When I was asked to write a submission for the first anniversary of Hurricane Irma, I considered passing as, in many ways, I’m still processing my losses. But then I read an article on another topic entirely and the writer mentioned “the impermanence of winning.” It immediately struck a chord and I thought yes, this is important. Winning isn’t continuous. You don’t win at something and then life stops. No. It rolls on and whatever you’ve won can be lost or undone but, if you’re very lucky, you can win it again or win something just as good or better.

On Sept. 5, 2017, I had a pretty home. Small and comfortable, it was filled with mementos from my various trips around the world as well as with furniture pieces that had stories to them like the chaise lounge I’d had made in Barbados and the marble-top dresser that had been my father’s. In addition, I had a library of books that was my pride and joy, covering every subject I’ve ever been interested in. Every book was a treasured possession: Some had been mine almost all my life, from the Spanish fairytales my mother used to read to me to the books on Caribbean history and gardening. Every one represented my interests and helped serve as my own research library for the articles and books I, myself, wrote.

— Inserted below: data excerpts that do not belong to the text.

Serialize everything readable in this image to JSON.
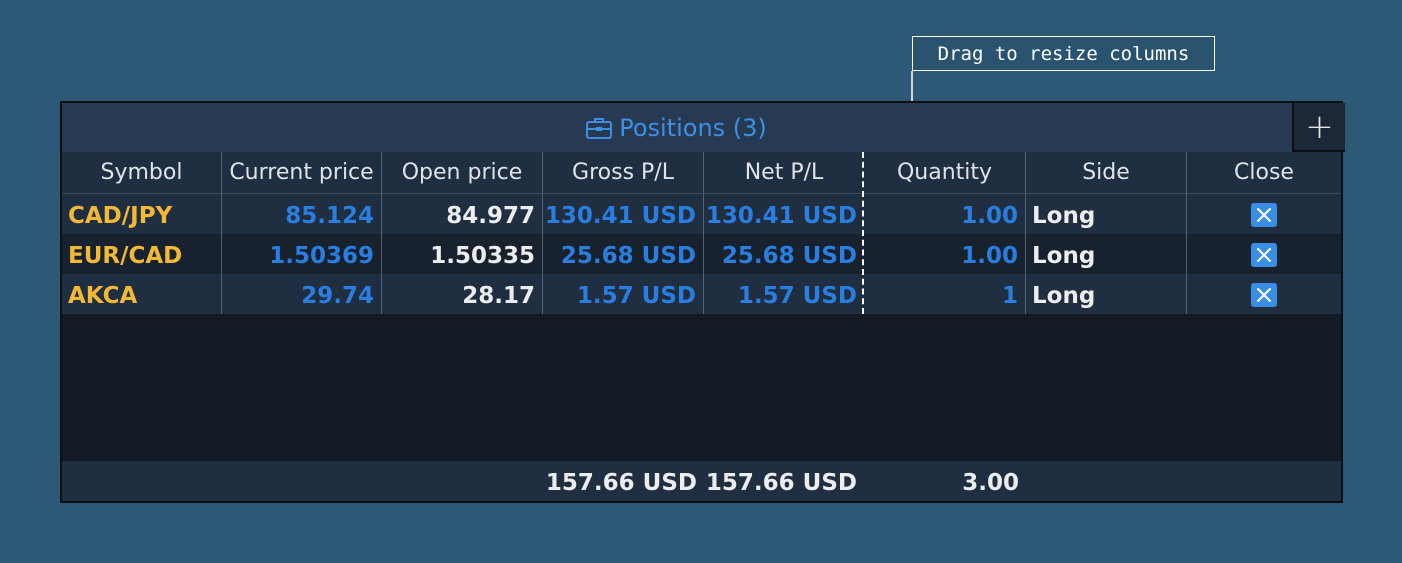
{
  "callout": {
    "text": "Drag to resize columns"
  },
  "panel": {
    "title": "Positions (3)",
    "add_label": "+"
  },
  "columns": [
    "Symbol",
    "Current price",
    "Open price",
    "Gross P/L",
    "Net P/L",
    "Quantity",
    "Side",
    "Close"
  ],
  "rows": [
    {
      "symbol": "CAD/JPY",
      "current_price": "85.124",
      "open_price": "84.977",
      "gross_pl": "130.41 USD",
      "net_pl": "130.41 USD",
      "quantity": "1.00",
      "side": "Long"
    },
    {
      "symbol": "EUR/CAD",
      "current_price": "1.50369",
      "open_price": "1.50335",
      "gross_pl": "25.68 USD",
      "net_pl": "25.68 USD",
      "quantity": "1.00",
      "side": "Long"
    },
    {
      "symbol": "AKCA",
      "current_price": "29.74",
      "open_price": "28.17",
      "gross_pl": "1.57 USD",
      "net_pl": "1.57 USD",
      "quantity": "1",
      "side": "Long"
    }
  ],
  "totals": {
    "gross_pl": "157.66 USD",
    "net_pl": "157.66 USD",
    "quantity": "3.00"
  },
  "icons": {
    "panel": "briefcase-icon",
    "add": "plus-icon",
    "close": "close-x-icon"
  },
  "colors": {
    "background": "#2d5977",
    "header_bg": "#283a52",
    "accent_blue": "#2a7ee0",
    "symbol_yellow": "#f2b935",
    "close_button": "#3a8ee3"
  }
}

Similarly, I knew the provenance of each tree and shrub in my mature garden, from a flamboyant I’d bought as a sapling at a Government House sale to the jacaranda I’d gotten in a seed exchange with a South American. Then Hurricane Irma struck and, eight hours later, I had none of those things.


‘I was alive’

In the days after Irma, I took shelter at the Francis Lettsome Primary School for a couple of days and then spent other nights in the ruin of my house. Without the help of my tenant, I probably would not have gotten through those few days because, even as I sat among the debris of my home, he tried to keep my spirits up and reminded me often that I was alive. At least, I was alive. Truly, I tried to feel grateful, but every now and then I’d catch myself wondering: But who am I without the things that gave my life meaning and pleasure? The things I’d collected over a lifetime, my memories made tangible? Surrounded by the destruction of everything I’d valued and with no idea of what would happen next or from where help would come, it was hard to combat the gloom that nibbled at the edges of my awareness.

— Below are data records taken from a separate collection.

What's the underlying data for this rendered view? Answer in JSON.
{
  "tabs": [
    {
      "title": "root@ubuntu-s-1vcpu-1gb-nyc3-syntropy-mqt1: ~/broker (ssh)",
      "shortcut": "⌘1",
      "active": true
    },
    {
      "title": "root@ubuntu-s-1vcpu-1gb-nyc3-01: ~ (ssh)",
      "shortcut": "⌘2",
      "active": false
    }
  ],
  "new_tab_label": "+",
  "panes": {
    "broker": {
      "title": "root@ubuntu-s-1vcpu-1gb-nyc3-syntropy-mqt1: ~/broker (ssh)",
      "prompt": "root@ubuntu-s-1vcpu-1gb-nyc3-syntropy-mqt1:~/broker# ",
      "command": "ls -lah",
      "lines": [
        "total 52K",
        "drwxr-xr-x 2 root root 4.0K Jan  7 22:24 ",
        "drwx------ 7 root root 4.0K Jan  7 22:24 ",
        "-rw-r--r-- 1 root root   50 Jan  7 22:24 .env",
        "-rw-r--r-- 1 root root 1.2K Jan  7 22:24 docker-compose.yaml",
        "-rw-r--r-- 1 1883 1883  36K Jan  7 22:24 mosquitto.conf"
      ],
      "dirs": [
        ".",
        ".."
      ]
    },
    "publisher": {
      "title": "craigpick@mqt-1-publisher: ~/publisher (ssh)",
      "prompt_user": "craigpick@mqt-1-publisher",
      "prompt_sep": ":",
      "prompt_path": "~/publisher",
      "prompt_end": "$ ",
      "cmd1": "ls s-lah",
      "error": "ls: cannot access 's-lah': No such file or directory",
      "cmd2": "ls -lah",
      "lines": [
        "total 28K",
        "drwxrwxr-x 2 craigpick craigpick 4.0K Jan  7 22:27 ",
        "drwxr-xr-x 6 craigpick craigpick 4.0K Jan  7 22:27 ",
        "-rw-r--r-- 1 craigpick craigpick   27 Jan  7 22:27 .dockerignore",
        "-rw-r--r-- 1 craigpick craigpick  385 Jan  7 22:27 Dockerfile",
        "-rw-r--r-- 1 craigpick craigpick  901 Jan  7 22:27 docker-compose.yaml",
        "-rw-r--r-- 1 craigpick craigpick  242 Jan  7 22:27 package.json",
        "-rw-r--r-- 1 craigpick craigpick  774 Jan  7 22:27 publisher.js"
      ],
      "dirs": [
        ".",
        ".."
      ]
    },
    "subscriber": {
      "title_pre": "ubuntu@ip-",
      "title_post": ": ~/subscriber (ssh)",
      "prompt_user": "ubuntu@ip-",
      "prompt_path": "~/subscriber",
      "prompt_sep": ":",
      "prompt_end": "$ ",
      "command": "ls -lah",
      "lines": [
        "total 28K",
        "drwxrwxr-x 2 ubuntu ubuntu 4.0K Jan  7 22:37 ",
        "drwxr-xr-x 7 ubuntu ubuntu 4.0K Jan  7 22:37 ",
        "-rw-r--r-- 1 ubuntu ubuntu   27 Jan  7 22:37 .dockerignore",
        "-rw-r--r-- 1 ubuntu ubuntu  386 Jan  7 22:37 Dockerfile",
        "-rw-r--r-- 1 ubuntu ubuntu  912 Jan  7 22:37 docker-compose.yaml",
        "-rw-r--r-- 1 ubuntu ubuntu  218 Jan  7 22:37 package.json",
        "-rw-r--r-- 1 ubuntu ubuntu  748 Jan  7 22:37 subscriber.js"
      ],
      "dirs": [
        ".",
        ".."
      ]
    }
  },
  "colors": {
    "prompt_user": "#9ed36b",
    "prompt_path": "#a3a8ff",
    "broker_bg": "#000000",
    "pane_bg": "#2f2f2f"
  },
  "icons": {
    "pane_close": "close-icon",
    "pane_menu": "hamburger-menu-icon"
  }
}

Then, at this, the lowest point of my life, two friends took me in, putting me up at their hotel. I will never forget their kindness. A bed, a shower, electricity. I took pleasure in these as well as the company of my friends, but still my thoughts would turn to all I’d lost: not just my possessions, but my sense of security and many of my illusions — illusions about relationships, about community, about safety and security.


A new life

Now it is one year later. I cannot look at a building without thinking “would it survive another Irma?” Every now and then, I think of a particular book or a memento that’s gone. Irma forced some great changes in my life and the lives of many.

For a long time, I felt like a refugee in my own country, but now I am moving forward into a new life. I do not have the possessions that I once felt defined me, nor do I have many of the illusions I had on Sept. 5, 2017. There is a bittersweet freedom in this — even a type of winning, however impermanent.